As the Log P value of zidovudine is 0. 05 (Clarke’s Analysis Of Drugs And Poisons, n. d.) it can be seen that the drug is slightly polar. Zidovudine contains aromatic and large aliphatic regions which are hydrophobic; the polar character arises from the hydroxyl group, an amide region, an ether link and azide group, which are all hydrophilic regions. Therefore as there is a slight imbalance of more hydrophilic groups to hydrophobic groups, zidovudine is slightly hydrophilic and slightly polar and therefore is water soluble and has less affinity to cross the lipid membranes (Bichenkova, 2010).

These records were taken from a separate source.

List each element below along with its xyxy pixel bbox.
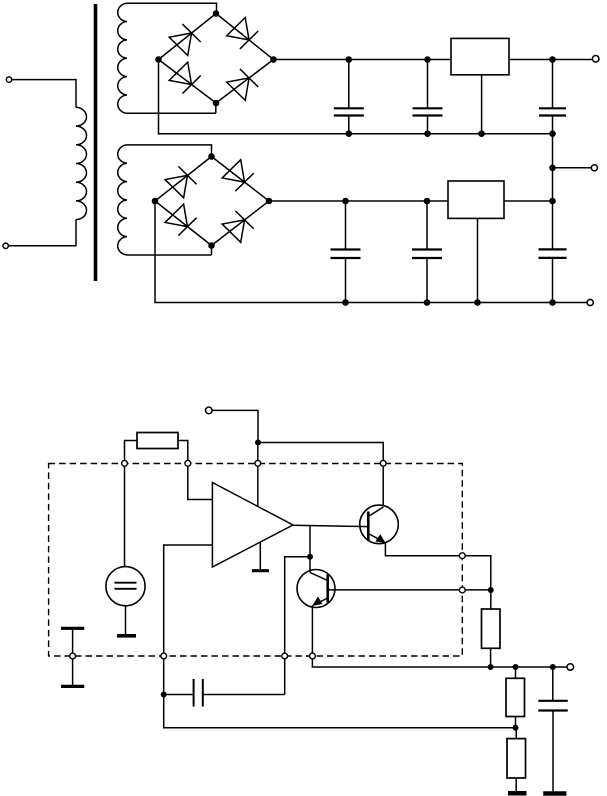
wire node to Q1 collector [258, 443, 383, 507]
node bridge1 left [155, 56, 162, 63]
node bridge2 top [208, 153, 215, 160]
case connection top bar [61, 627, 84, 630]
case connection wire [72, 628, 74, 686]
wire U1 ground pin [481, 75, 483, 134]
resistor R2 [482, 609, 501, 648]
bridge 1 wires [159, 14, 274, 104]
wire middle column [552, 134, 554, 303]
wire R4 leads [515, 728, 517, 792]
capacitor C7 [164, 679, 285, 707]
diode D3 [169, 62, 201, 94]
node [424, 299, 431, 306]
ground (R4) [508, 791, 527, 796]
wire U2 ground pin [477, 218, 479, 302]
capacitor C4 [331, 201, 361, 303]
node bridge1 right [270, 56, 277, 63]
wire Q2 base [328, 589, 491, 591]
node [342, 299, 349, 306]
node [549, 56, 556, 63]
wire rail2 positive [269, 200, 553, 202]
pin circle [459, 553, 465, 559]
node [346, 56, 353, 63]
wire S1 bottom to bridge [127, 103, 216, 113]
pin circle [310, 653, 316, 659]
diode D1 [169, 24, 201, 56]
capacitor C2 [413, 60, 443, 134]
wire bridge1 left node to lower rail [159, 60, 553, 134]
wire node left and down to capacitor [285, 557, 310, 695]
transformer secondary winding S2 [118, 145, 127, 255]
wire R1 left lead to current source [125, 441, 138, 567]
transformer primary winding [76, 107, 87, 219]
node capacitor left [161, 692, 167, 698]
resistor R3 [506, 678, 525, 716]
diode D5 [165, 166, 197, 198]
capacitor C5 [412, 201, 442, 303]
node [478, 130, 485, 137]
capacitor C1 [334, 60, 364, 134]
node [549, 130, 556, 137]
node [549, 299, 556, 306]
terminal output 2 [587, 299, 593, 305]
transformer secondary winding S1 [118, 3, 127, 113]
wire R2 bottom lead [490, 648, 492, 667]
ground (current source) [117, 634, 136, 638]
resistor R1 [137, 433, 178, 449]
node [424, 56, 431, 63]
terminal P1 [6, 77, 11, 82]
transformer core [94, 4, 98, 281]
wire node to op-amp V+ [257, 443, 259, 507]
wire inverting input / feedback [164, 545, 516, 728]
wire input to node [212, 410, 258, 442]
wire Q2 emitter to output rail [312, 605, 567, 667]
capacitor C8 [538, 667, 568, 791]
node feedback divider [513, 725, 519, 731]
dashed IC boundary box [49, 464, 463, 657]
pin circle [161, 653, 167, 659]
diode D4 [227, 69, 259, 101]
wire Q1 emitter [385, 543, 490, 610]
terminal output 1 [592, 56, 599, 63]
wire [8, 220, 76, 246]
node output branch [307, 554, 313, 560]
resistor R4 [507, 739, 526, 778]
wire R1 right lead to op-amp input [178, 441, 212, 500]
diode D2 [227, 18, 259, 50]
node [346, 130, 353, 137]
node bridge2 left [152, 198, 159, 205]
node [424, 198, 431, 205]
regulator U2 [448, 181, 504, 218]
node Q1 emitter / Q2 base [488, 587, 494, 593]
node bridge1 bottom [213, 100, 220, 107]
op-amp ground [252, 542, 269, 571]
current source CS1 [106, 567, 145, 606]
wire S2 bottom to bridge [127, 246, 212, 256]
wire S2 top to bridge [127, 145, 212, 157]
node bridge2 bottom [208, 242, 215, 249]
capacitor C6 [539, 249, 567, 258]
wire op-amp output to Q1 base [293, 525, 368, 526]
capacitor C3 [539, 60, 566, 134]
wire rail1 positive [274, 59, 593, 61]
pin circle [70, 653, 76, 659]
node input branch [255, 440, 261, 446]
wire R3 leads [515, 667, 517, 728]
wire bridge2 left node to bottom rail [155, 201, 587, 303]
output terminal [567, 664, 574, 671]
wire output branch down [309, 526, 311, 557]
node [424, 130, 431, 137]
diode D6 [222, 160, 254, 192]
case connection bottom bar [61, 685, 84, 688]
terminal common [591, 165, 597, 171]
node C8 top [550, 664, 556, 670]
pin circle [185, 460, 191, 466]
wire [12, 80, 76, 108]
transistor Q2 [297, 570, 335, 608]
node R2 output rail [488, 664, 494, 670]
wire Q2 collector lead [309, 557, 311, 573]
pin circle [282, 653, 288, 659]
node [549, 165, 556, 172]
diode D8 [222, 211, 254, 243]
diode D7 [165, 204, 197, 236]
bridge 2 wires [155, 157, 269, 246]
pin circle [255, 460, 261, 466]
regulator U1 [451, 38, 509, 74]
node bridge2 right [266, 198, 273, 205]
node bridge1 top [213, 10, 220, 17]
node [342, 198, 349, 205]
wire to common terminal [553, 167, 592, 169]
pin circle [459, 587, 465, 593]
node [474, 299, 481, 306]
node R3 top [513, 664, 519, 670]
node [549, 198, 556, 205]
input terminal [206, 407, 213, 414]
op-amp U3 [212, 483, 293, 568]
pin circle [380, 460, 386, 466]
transistor Q1 [360, 505, 399, 544]
wire S1 top to bridge [127, 3, 217, 13]
terminal P2 [3, 243, 8, 248]
ground (C8) [543, 791, 566, 796]
wire current source to ground [125, 606, 127, 634]
pin circle [122, 460, 128, 466]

pKa and Ionization State At pH 2, 7. 4 and 10 and Solubility
According to the International Agency for Research on Cancer (n. d.), the pKa value of Zidovudine is 9. 68 and hence it is weakly acidic. Using the equation for the percentage of ionization, which has been derived from the Henderson-Hasselbalch equation, I am able to calculate the percentage amount of ionization of zidovudine at various pH values.
The equation used consists of: % ionization of an acid = 100/ 1 + antilog(pKa – pH) (Freeman, 2010).

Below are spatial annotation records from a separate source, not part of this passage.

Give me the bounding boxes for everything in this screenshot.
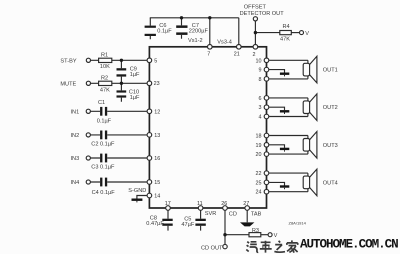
speaker OUT2: [303, 94, 317, 121]
svg-text:V: V: [305, 31, 309, 37]
svg-text:OUT4: OUT4: [323, 180, 338, 186]
svg-text:47K: 47K: [280, 37, 290, 43]
svg-text:0.1µF: 0.1µF: [157, 28, 172, 34]
svg-text:R1: R1: [101, 52, 108, 58]
svg-text:Vs3-4: Vs3-4: [217, 40, 232, 46]
node IN1 terminal: [86, 109, 90, 113]
svg-text:17: 17: [165, 201, 171, 207]
wire offset detector out: [255, 21, 279, 47]
svg-text:24: 24: [256, 190, 262, 196]
svg-text:47µF: 47µF: [181, 222, 194, 228]
svg-text:4: 4: [259, 115, 262, 121]
svg-text:16: 16: [154, 156, 160, 162]
svg-text:10K: 10K: [100, 64, 110, 70]
svg-text:R3: R3: [252, 228, 259, 234]
svg-text:23: 23: [154, 81, 160, 87]
speaker OUT3: [303, 132, 317, 159]
svg-text:8: 8: [259, 77, 262, 83]
wire top supply rail: [150, 18, 239, 46]
svg-text:12: 12: [154, 109, 160, 115]
speaker OUT4 wires: [269, 173, 308, 192]
wire OUT3 mid ground: [269, 145, 284, 148]
speaker OUT1: [303, 56, 317, 83]
capacitor C4: [100, 178, 107, 187]
ground OUT4: [280, 185, 289, 189]
node OFFSET terminal: [253, 17, 257, 21]
capacitor C10: [117, 83, 127, 102]
svg-text:R4: R4: [283, 24, 290, 30]
svg-text:OFFSET: OFFSET: [244, 4, 267, 10]
svg-text:S-GND: S-GND: [128, 188, 146, 194]
svg-text:11: 11: [197, 201, 203, 207]
node MUTE junction: [120, 82, 123, 85]
svg-text:Vs1-2: Vs1-2: [188, 38, 203, 44]
node IN2 terminal: [86, 133, 90, 137]
capacitor C1: [100, 107, 107, 116]
svg-text:9: 9: [259, 68, 262, 74]
wire IN1 row: [90, 110, 146, 112]
svg-text:2: 2: [253, 52, 256, 58]
terminal circles input side: [86, 17, 303, 249]
svg-text:CD OUT: CD OUT: [201, 246, 223, 252]
svg-text:22: 22: [256, 171, 262, 177]
resistor R2: [99, 81, 112, 85]
watermark 汽车之家 drawn strokes: [246, 240, 297, 252]
svg-text:IN2: IN2: [71, 133, 80, 139]
svg-text:C4 0.1µF: C4 0.1µF: [92, 190, 116, 196]
node V terminal top: [300, 31, 304, 35]
svg-text:V: V: [274, 233, 278, 239]
svg-text:CD: CD: [229, 211, 237, 217]
svg-text:20: 20: [256, 152, 262, 158]
svg-text:26: 26: [221, 201, 227, 207]
svg-text:7: 7: [207, 51, 210, 57]
svg-text:SVR: SVR: [205, 211, 217, 217]
capacitor C2: [100, 131, 107, 140]
speaker OUT3 wires: [269, 136, 308, 155]
wire MUTE row: [91, 82, 147, 84]
node V terminal bottom: [268, 233, 272, 237]
svg-text:25: 25: [256, 180, 262, 186]
svg-text:1µF: 1µF: [130, 95, 140, 101]
node IN4 terminal: [86, 180, 90, 184]
speaker OUT2 wires: [269, 98, 308, 117]
node CD OUT terminal: [223, 244, 227, 248]
svg-text:Z8A/1914: Z8A/1914: [289, 221, 307, 226]
wire OUT4 mid ground: [269, 182, 284, 185]
capacitor C5: [195, 208, 205, 231]
wire OUT2 mid ground: [269, 107, 284, 110]
svg-text:10: 10: [256, 58, 262, 64]
capacitor C8: [162, 208, 172, 231]
svg-text:0.1µF: 0.1µF: [97, 118, 112, 124]
wire R4 to V: [291, 32, 299, 34]
svg-text:TAB: TAB: [251, 211, 262, 217]
node CD junction: [223, 233, 226, 236]
IC pins left: [147, 58, 152, 198]
pin number labels: [154, 58, 161, 199]
svg-text:DETECTOR OUT: DETECTOR OUT: [240, 11, 285, 17]
svg-text:OUT1: OUT1: [323, 68, 338, 74]
wire IN4 row: [90, 181, 146, 183]
IC pins bottom: [166, 206, 250, 211]
wire R3 to V: [261, 234, 268, 236]
node IN3 terminal: [86, 156, 90, 160]
node supply rail junctions: [180, 16, 212, 19]
wire ST-BY row: [91, 59, 147, 61]
svg-text:ST-BY: ST-BY: [60, 58, 76, 64]
svg-text:18: 18: [256, 134, 262, 140]
capacitor C9: [117, 60, 127, 83]
svg-text:2200µF: 2200µF: [189, 28, 209, 34]
resistor R4: [280, 31, 292, 35]
speaker OUT1 wires: [269, 60, 308, 79]
node ST-BY terminal: [86, 58, 90, 62]
svg-text:3: 3: [259, 105, 262, 111]
svg-text:MUTE: MUTE: [60, 81, 76, 87]
wire CD to CD OUT: [225, 208, 249, 244]
svg-text:C2 0.1µF: C2 0.1µF: [91, 141, 115, 147]
svg-text:15: 15: [154, 180, 160, 186]
ground S-GND: [132, 199, 143, 203]
svg-text:6: 6: [259, 96, 262, 102]
svg-text:C1: C1: [98, 100, 105, 106]
svg-text:OUT2: OUT2: [323, 105, 338, 111]
wire IN2 row: [90, 134, 146, 136]
wire TAB to ground: [246, 208, 248, 222]
capacitor C3: [100, 154, 107, 163]
svg-text:13: 13: [154, 133, 160, 139]
svg-text:19: 19: [256, 143, 262, 149]
node offset junction: [254, 31, 257, 34]
svg-text:47K: 47K: [100, 87, 110, 93]
svg-text:27: 27: [243, 201, 249, 207]
svg-text:0.47µF: 0.47µF: [146, 221, 164, 227]
svg-text:21: 21: [234, 51, 240, 57]
svg-text:AUTOHOME.COM.CN: AUTOHOME.COM.CN: [300, 237, 398, 251]
node MUTE terminal: [86, 81, 90, 85]
svg-text:R2: R2: [101, 75, 108, 81]
svg-text:5: 5: [154, 58, 157, 64]
capacitor C7: [176, 18, 187, 39]
resistor R3: [249, 233, 261, 237]
op-amp U1 IC body: [149, 47, 266, 208]
svg-text:IN3: IN3: [71, 156, 80, 162]
IC pins right: [264, 58, 269, 194]
IC pins top: [208, 45, 258, 50]
svg-text:IN1: IN1: [71, 109, 80, 115]
svg-text:1µF: 1µF: [130, 72, 140, 78]
svg-text:OUT3: OUT3: [323, 143, 338, 149]
ground OUT2: [280, 110, 289, 114]
resistor R1: [99, 58, 112, 62]
capacitor C6: [145, 18, 156, 39]
ground OUT3: [280, 148, 289, 152]
wire IN3 row: [90, 157, 146, 159]
svg-text:IN4: IN4: [71, 180, 80, 186]
wire S-GND: [137, 196, 147, 199]
ground TAB: [240, 222, 254, 226]
svg-text:C3 0.1µF: C3 0.1µF: [91, 165, 115, 171]
svg-text:14: 14: [154, 194, 160, 200]
node ST-BY junction: [120, 59, 123, 62]
speaker OUT4: [303, 169, 317, 196]
wire OUT1 mid ground: [269, 70, 284, 73]
ground OUT1: [280, 73, 289, 77]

At pH2, the equation will read % ionization = 100/ 1 + antilog (9. 68 – 2). This gives the value 2. 09×10^-6 %. Hence it can be seen that in the stomach only a very small amount of zidovudine will be ionized and generally it will be largely unionized. The percentage of zidovudine unionized at pH2 is 99. 99% and hence as zidovudine is highly unionized at pH 2, it will be absorbed from the stomach. At pH2 2. 09×10^-6% of zidovudine is ionized as the azide group can be protonated (Chemicalize, n. d.).
At pH 7. 4 the calculation gives a value of 0. 52%. Hence in the blood stream zidovudine will be largely unionized as the percentage of zidovudine that is unionized in the blood stream is 99. 8%. In the bloodstream 0. 52% of Zidovudine will be ionized as the azide group can deprotonate (Chemicalize, n. d.). As zidovudine is largely unionized at pH 7. 4, it can be absorbed from the bloodstream into the CD4 cells where it carries out its role as an antiretroviral (Foye et al, 2008).
At pH 10 a value of 67. 63% is obtained. Therefore in basic conditions, zidovudine is largely ionized as the azide group is deprotonated and the amide group of thymine is deprotonated (Chemicalize, n. d.). The percentage of zidovudine unionized in the blood is 32. 37%.
Zidovudine is absorbed very quickly in the body (Burton et al, 2006) and this can be seen through the fact that zidovudine is greatly unionised in the stomach and blood stream and hence can quickly enter the CD4 cells in the blood (Foye et al, 2008).
Conclusion
As zidovudine has an azide group it is able to stop HIV replication (Foye, 2008). Zidovudine follows ‘ Lipinski’s Rules’ and hence is well absorbed in the body (Lipinski et al, 1997). As zidovudine has a pKa of 9. 68, the drug can be absorbed from the stomach as it will be largely unionised in the stomach. This is also the case for the drug in the bloodstream and hence zidovudine can be taken up quickly by the cells and carry out its role as an antiretroviral despite being slightly polar. The bioavailability of zidovdine is limited however by the fact that some zidovudine is glucuronidated and hence is lost; some zidovudine is also affected by the azide group being reduced as the product formed can affect zidovudine’s role as an antiretroviral and could be toxic (Burton et al, 2006). As zidovudine degrades in the presence of light, the drug is packaged in ‘ blister packs’ or ‘ plastic bottles’ and all formulations of the drug need to be kept out of light and in the packaging they came in (Electronic Medicines Compendium, n. d.).